Scamming did not start today. It is as old as man. In the Bible (Genesis 25: 19-34), Jacob scammed his brother, Esau, out of his blessings, of course, with the connivance of their mother. Jacob ended up in another town when his mother told him to skip town because his brother, Esau, was planning to kill him.
The scammer left town, holding that he had found happiness. Unfortunately for him, he too would be scammed by Leah’s father who tricked Jacob into marrying Leah instead of Rachel, the woman he genuinely loved. He served as a worker to Leah’s father for seven years before he could marry, Rachel, the love of his life.
Since then, scamming has been part of human existence and Paul Biya, the Cameroonian president who prefers to live out of his country, has been scamming Cameroonians who are unfortunately gullible.
Yesterday, he scammed Cameroonians into believing that he was healthy and could still run the show even after having spent 49 days in a Swiss hospital.
Yesterday, Paul Biya was a bundle of steroids. He had been given high doses of steroids over the last week just for him to look good. A single dose of steroids can deliver over 5,000 calories and if 10 doses are taken by an old man who is not physically active, you get what Cameroonians got yesterday. He looked good but could not walk. He could not even move his legs. Does that not explain something to Cameroonians?
The lengthy empty speech to the Secretary General at the Presidency, Ferdinand Ngoh Ngoh, was Biya’s way of despising Cameroonians who in their overwhelming majority want Biya out of power. In their thinking, Biya is a wet blanket, a joy killer who has inflicted a lot of pain on his people.
Spending a long time saying nothing to Ngoh Ngoh was a huge concern to the first lady and the director of cabinet. Biya was not script-bound. Even coming down from the airplane was a whole drama. It took an hour for Biya to come out of the plane as make-up artists had to do their job, protocol officers had to ensure that things went on smoothly; the presidential motorcade had to go very close to the plane to avoid any embarrassment. Luckily for Biya, it is easy to deceive Cameroonians and that game plan of his worked well yesterday like a charm.
Chantal Biya and Ayolo were aware that Biya was acting on steroids and standing for a long time could expose their game plan to the public which was still trying to figure out why a 91-year-old man could look that strong. When he ended his empty speech, the relief on Chantal’s face was visible.
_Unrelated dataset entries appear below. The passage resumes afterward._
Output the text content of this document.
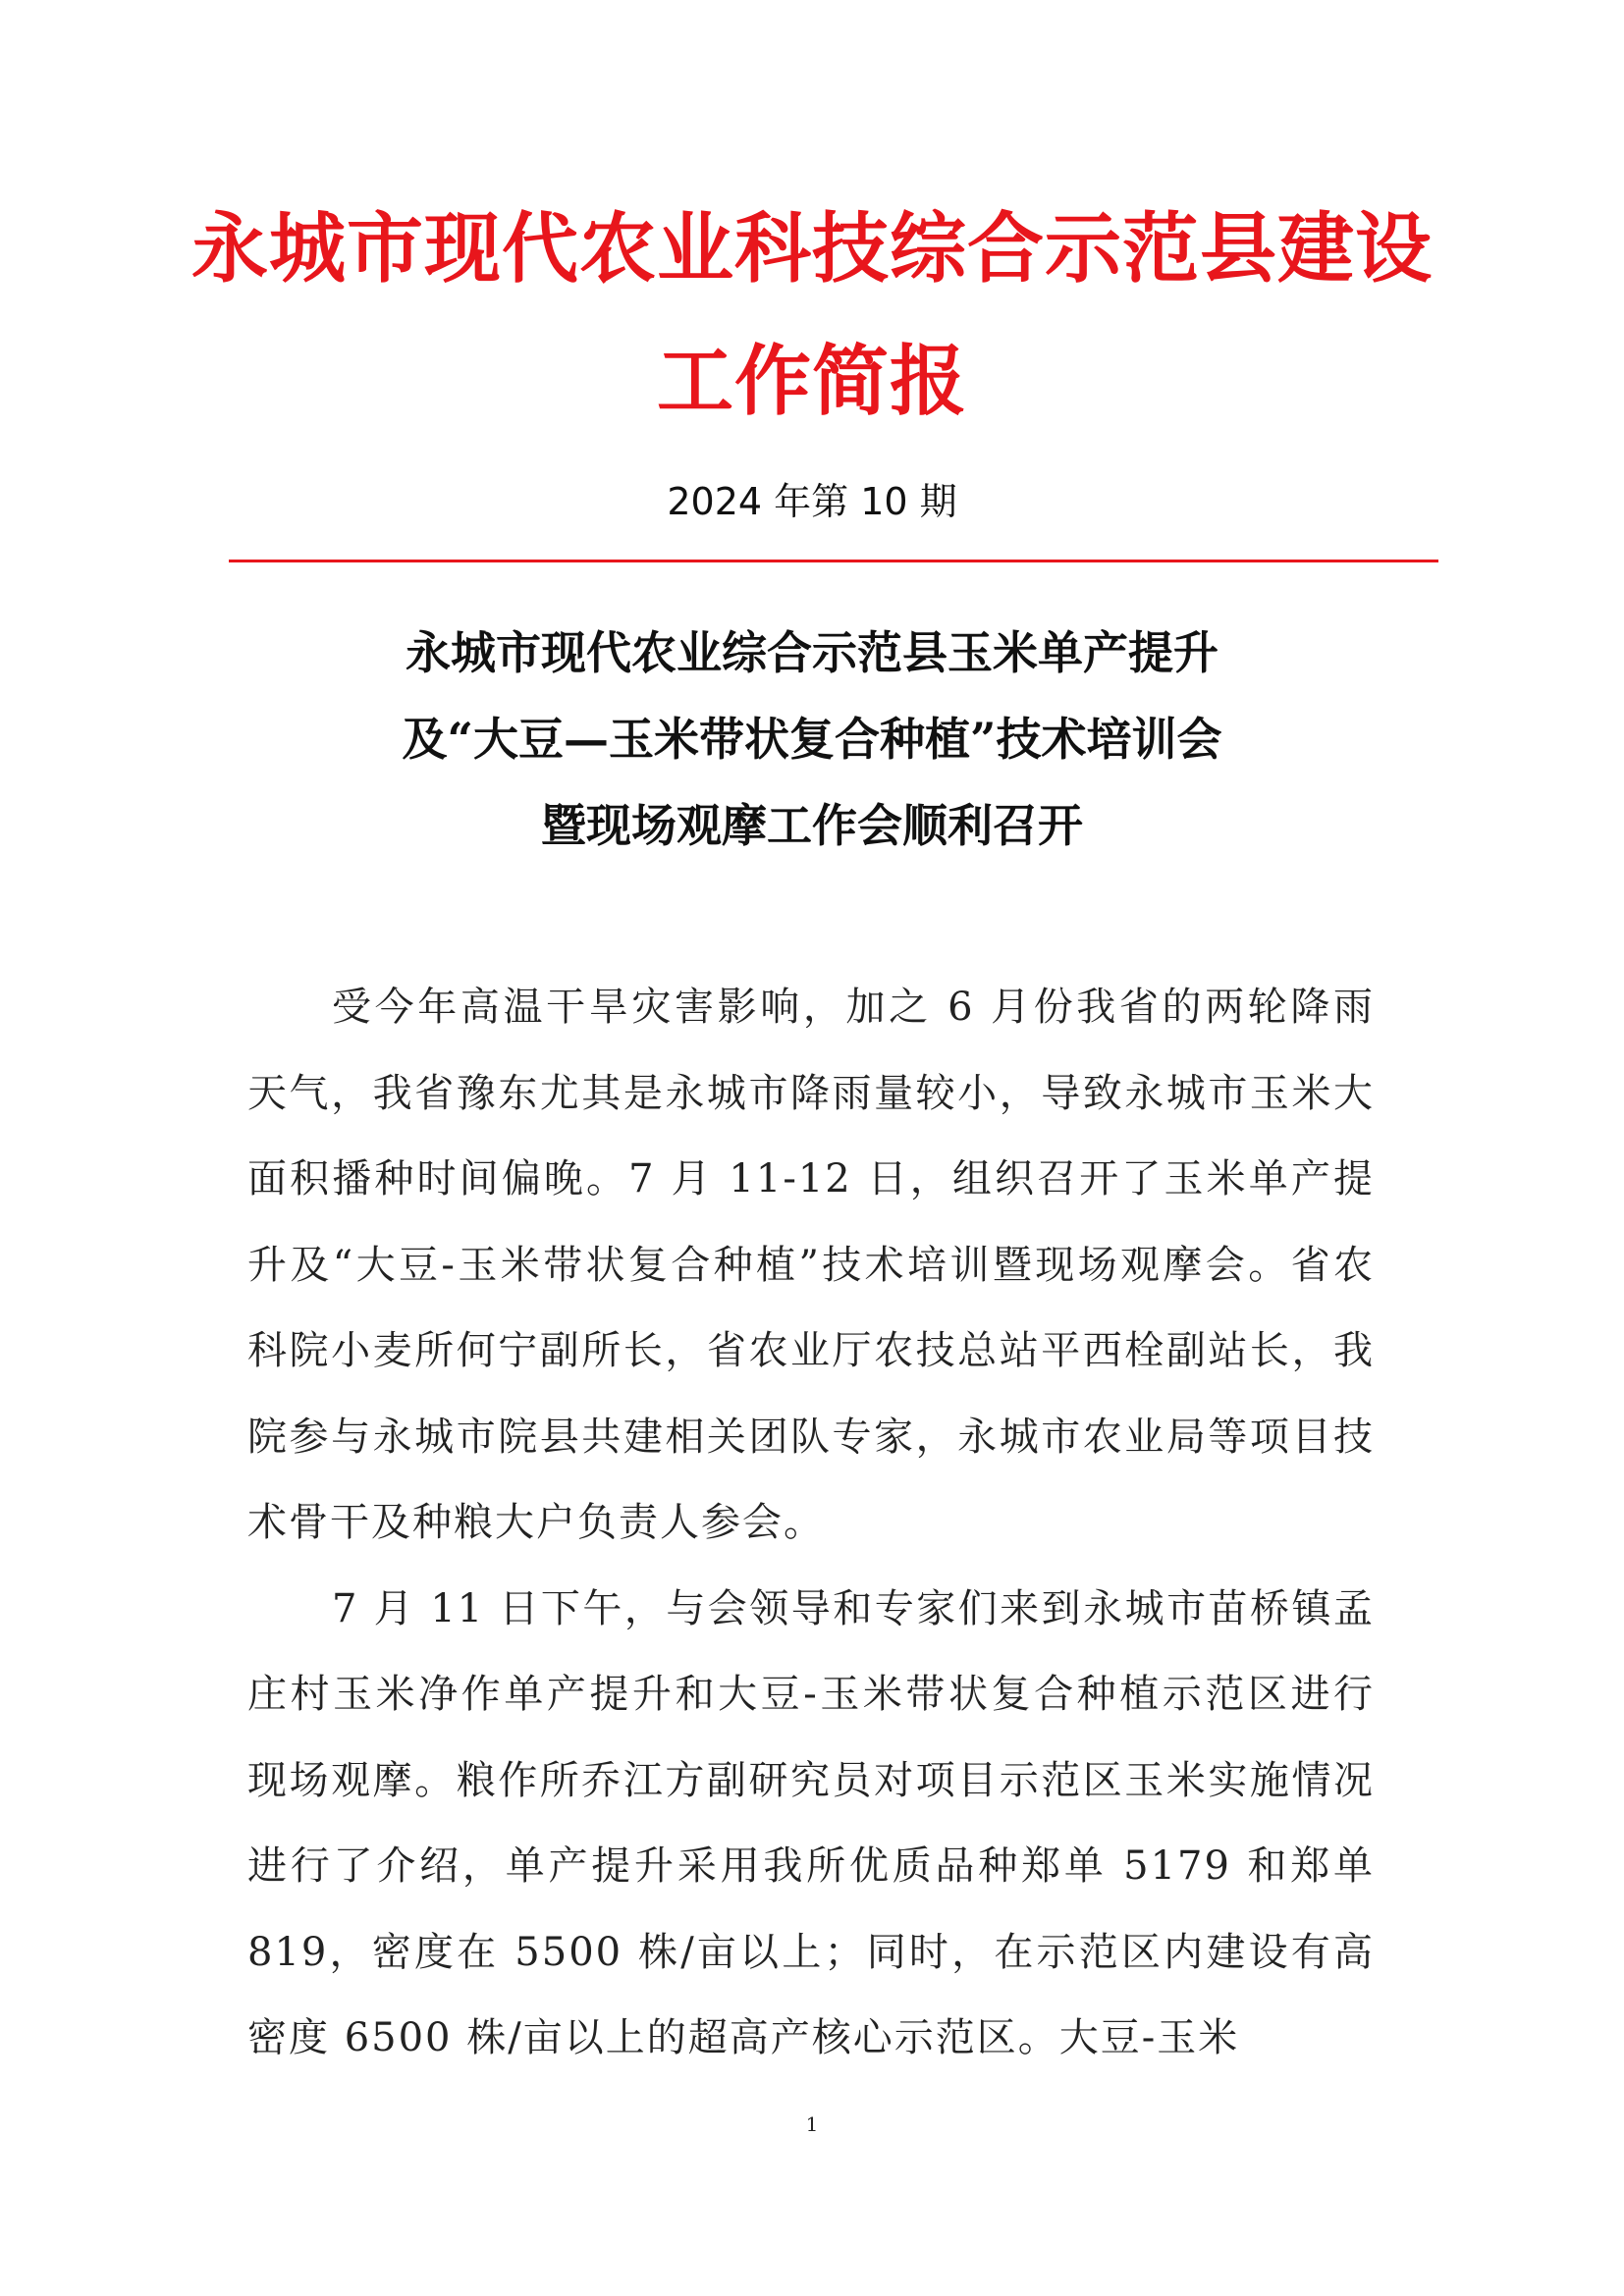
永城市现代农业科技综合示范县建设
工作简报
2024 年第 10 期
永城市现代农业综合示范县玉米单产提升
及“大豆—玉米带状复合种植”技术培训会
暨现场观摩工作会顺利召开

受今年高温干旱灾害影响，加之 6 月份我省的两轮降雨天气，我省豫东尤其是永城市降雨量较小，导致永城市玉米大面积播种时间偏晚。7 月 11-12 日，组织召开了玉米单产提升及“大豆-玉米带状复合种植”技术培训暨现场观摩会。省农科院小麦所何宁副所长，省农业厅农技总站平西栓副站长，我院参与永城市院县共建相关团队专家，永城市农业局等项目技术骨干及种粮大户负责人参会。

7 月 11 日下午，与会领导和专家们来到永城市苗桥镇孟庄村玉米净作单产提升和大豆-玉米带状复合种植示范区进行现场观摩。粮作所乔江方副研究员对项目示范区玉米实施情况进行了介绍，单产提升采用我所优质品种郑单 5179 和郑单 819，密度在 5500 株/亩以上；同时，在示范区内建设有高密度 6500 株/亩以上的超高产核心示范区。大豆-玉米

1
But Biya is not off the hook. He cannot take steroids for a long time. Steroids have the nasty habit of blowing up the hearts of those who abuse them. Biya is fragile and he cannot stay in the steroids zone for a long time. No one has ever succeeded to cheat nature.
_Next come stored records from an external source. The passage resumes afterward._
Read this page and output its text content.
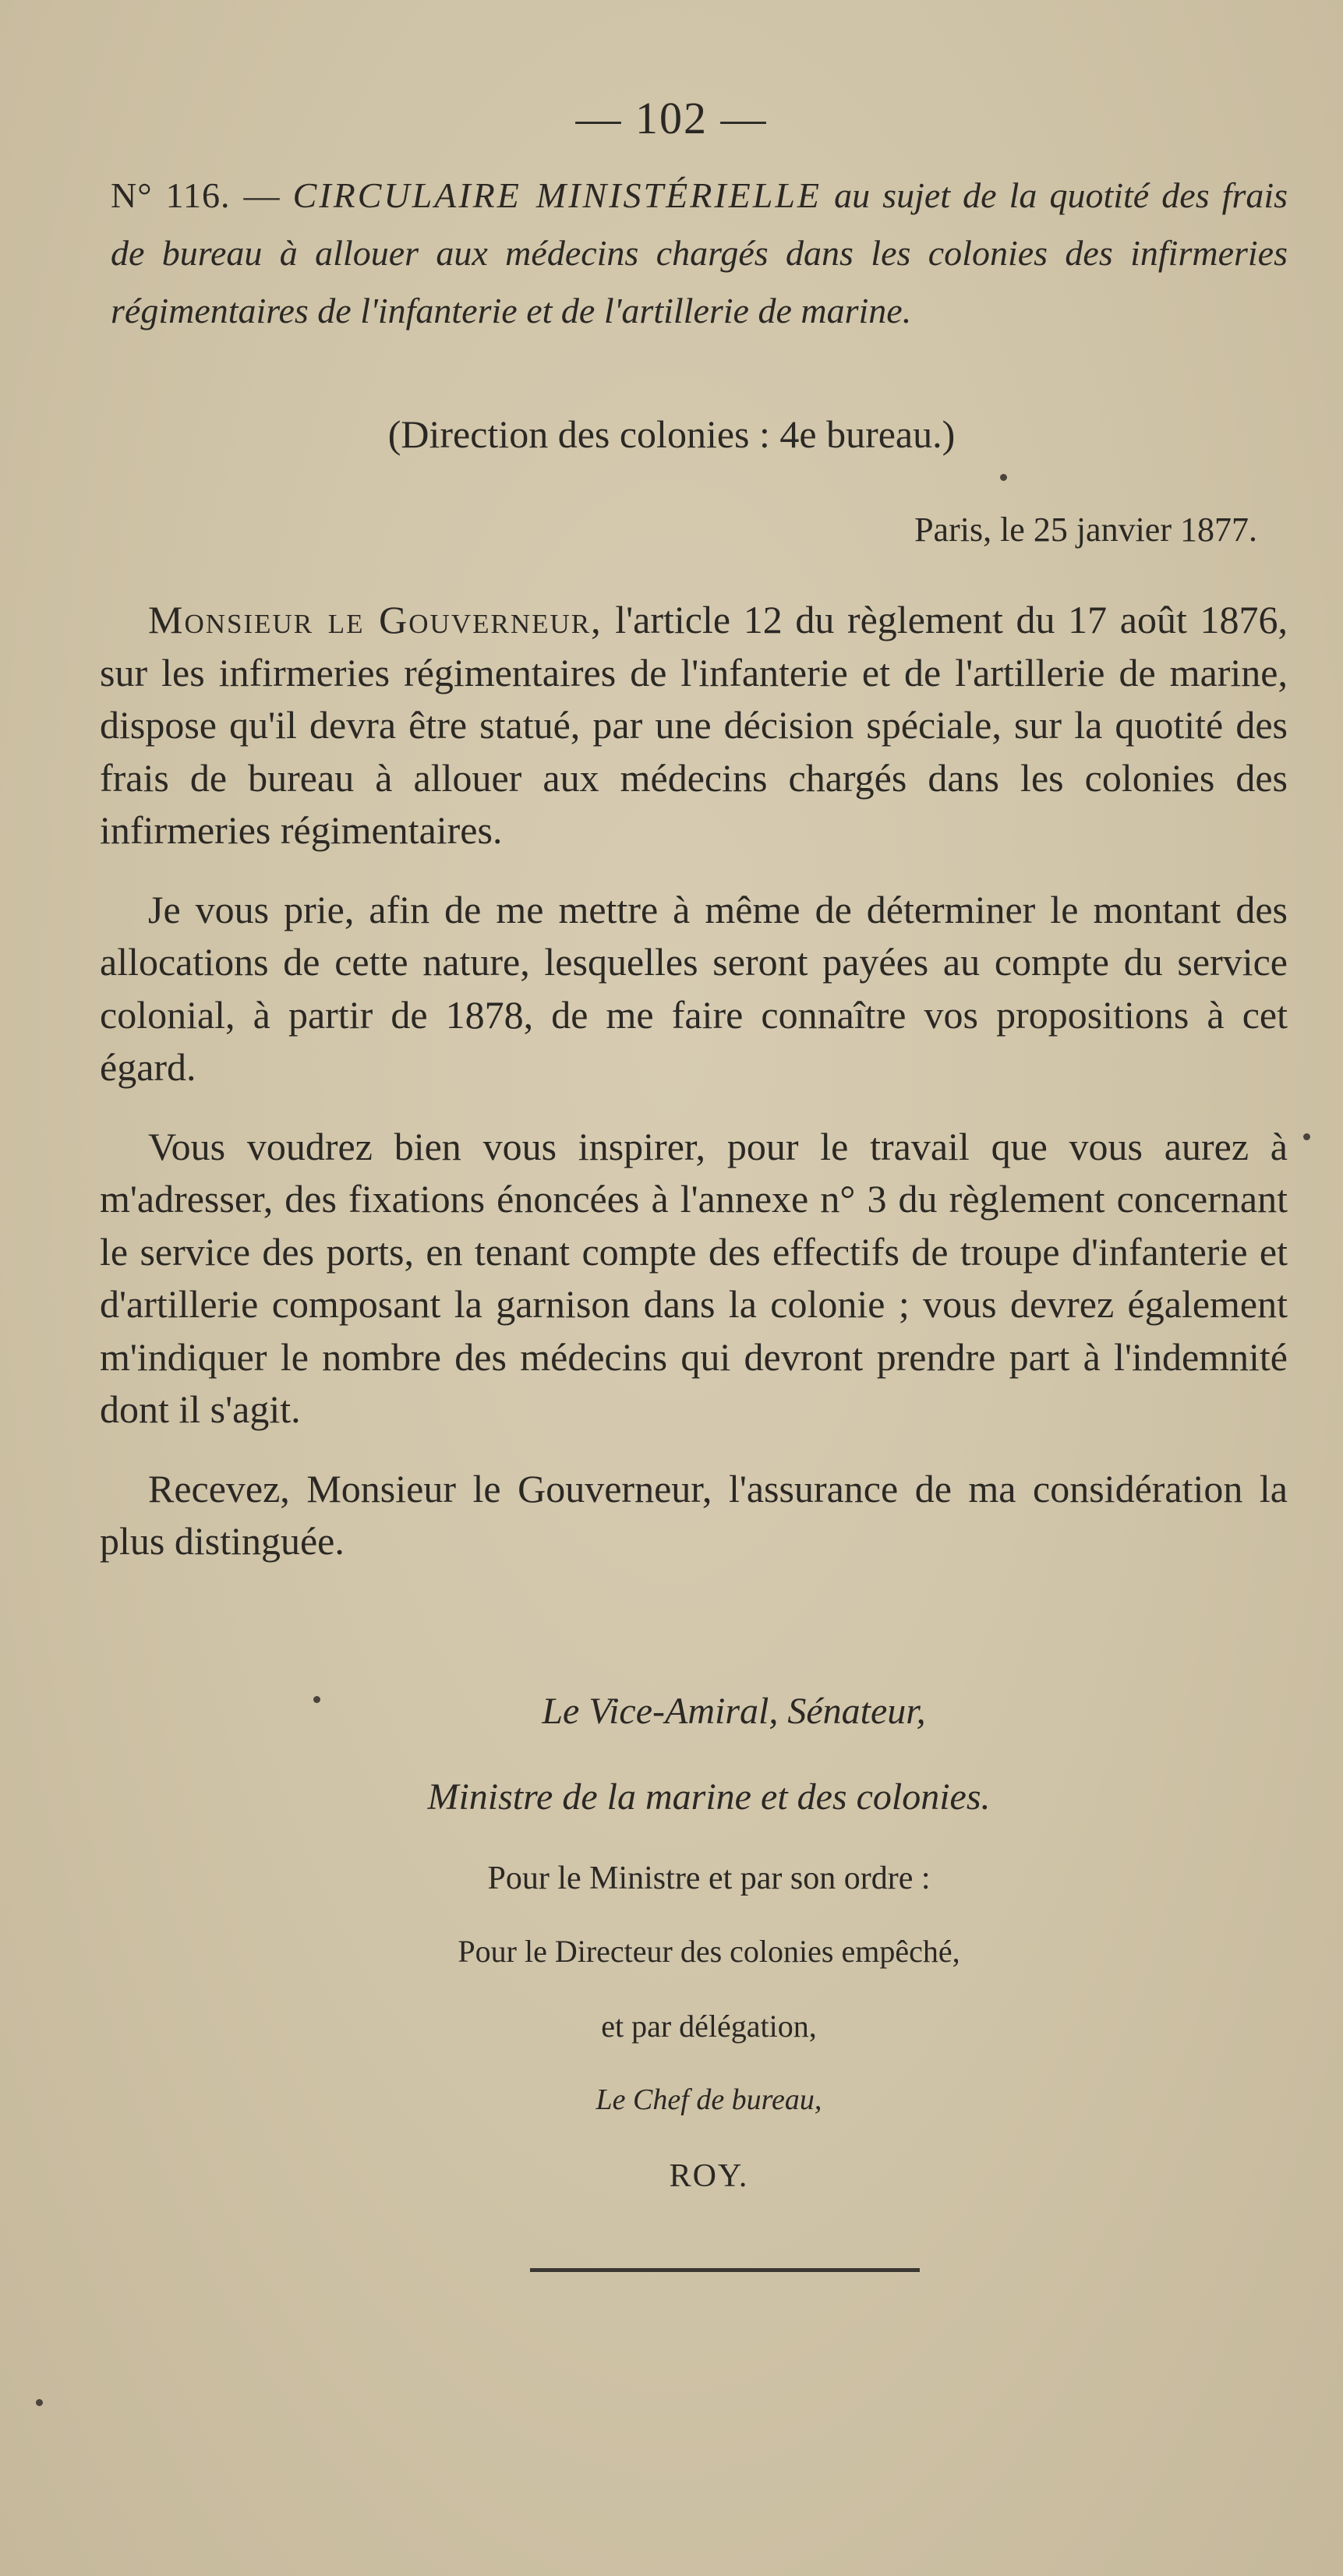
— 102 —
N° 116. — CIRCULAIRE MINISTÉRIELLE au sujet de la quotité des frais de bureau à allouer aux médecins chargés dans les colonies des infirmeries régimentaires de l'infanterie et de l'artillerie de marine.
(Direction des colonies : 4e bureau.)
Paris, le 25 janvier 1877.

Monsieur le Gouverneur, l'article 12 du règlement du 17 août 1876, sur les infirmeries régimentaires de l'infanterie et de l'artillerie de marine, dispose qu'il devra être statué, par une décision spéciale, sur la quotité des frais de bureau à allouer aux médecins chargés dans les colonies des infirmeries régimentaires.

Je vous prie, afin de me mettre à même de déterminer le montant des allocations de cette nature, lesquelles seront payées au compte du service colonial, à partir de 1878, de me faire connaître vos propositions à cet égard.

Vous voudrez bien vous inspirer, pour le travail que vous aurez à m'adresser, des fixations énoncées à l'annexe n° 3 du règlement concernant le service des ports, en tenant compte des effectifs de troupe d'infanterie et d'artillerie composant la garnison dans la colonie ; vous devrez également m'indiquer le nombre des médecins qui devront prendre part à l'indemnité dont il s'agit.

Recevez, Monsieur le Gouverneur, l'assurance de ma considération la plus distinguée.

Le Vice-Amiral, Sénateur,
Ministre de la marine et des colonies.
Pour le Ministre et par son ordre :
Pour le Directeur des colonies empêché,
et par délégation,
Le Chef de bureau,
ROY.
The Biya drama is not new in Africa. This film has already been seen in the DRC, former Zaire, when Mobutu, the country’s dictator, died shortly after his own triumphant return to Kinshasa.
Like Mobutu, Biya returned to Yaoundé yesterday after an exceptionally long stay abroad due to health concerns. Mobutu, like Biya, was welcomed by chanting crowds which saw him as their savior. But shortly after, he was overwhelmed by events and illnesses, and had to die miserably in exile in Morocco after a prostate cancer treatment in France.
There are parallels between Mobutu and Biya. Both despised their people. Like Mobutu, Biya sees Cameroonians as stupid and not worthy of respect. Like Mobutu, Biya has ruined his country’s economy and holds that he is eternal. Unfortunately, with age, he knows his days are numbered and with health issues, he knows that anything can happen.
The fear of losing power has transformed Biya into a monster, killing and imprisoning his collaborators who have any ambitions of succeeding him.
Biya might be back, but he knows the fear of death inhabits his mind. Though he is the ultimate scammer who has scammed the country out of its resources, he lives in fear, scared of the military he has created and the diseases he has manufactured for himself due to his excessive love of power.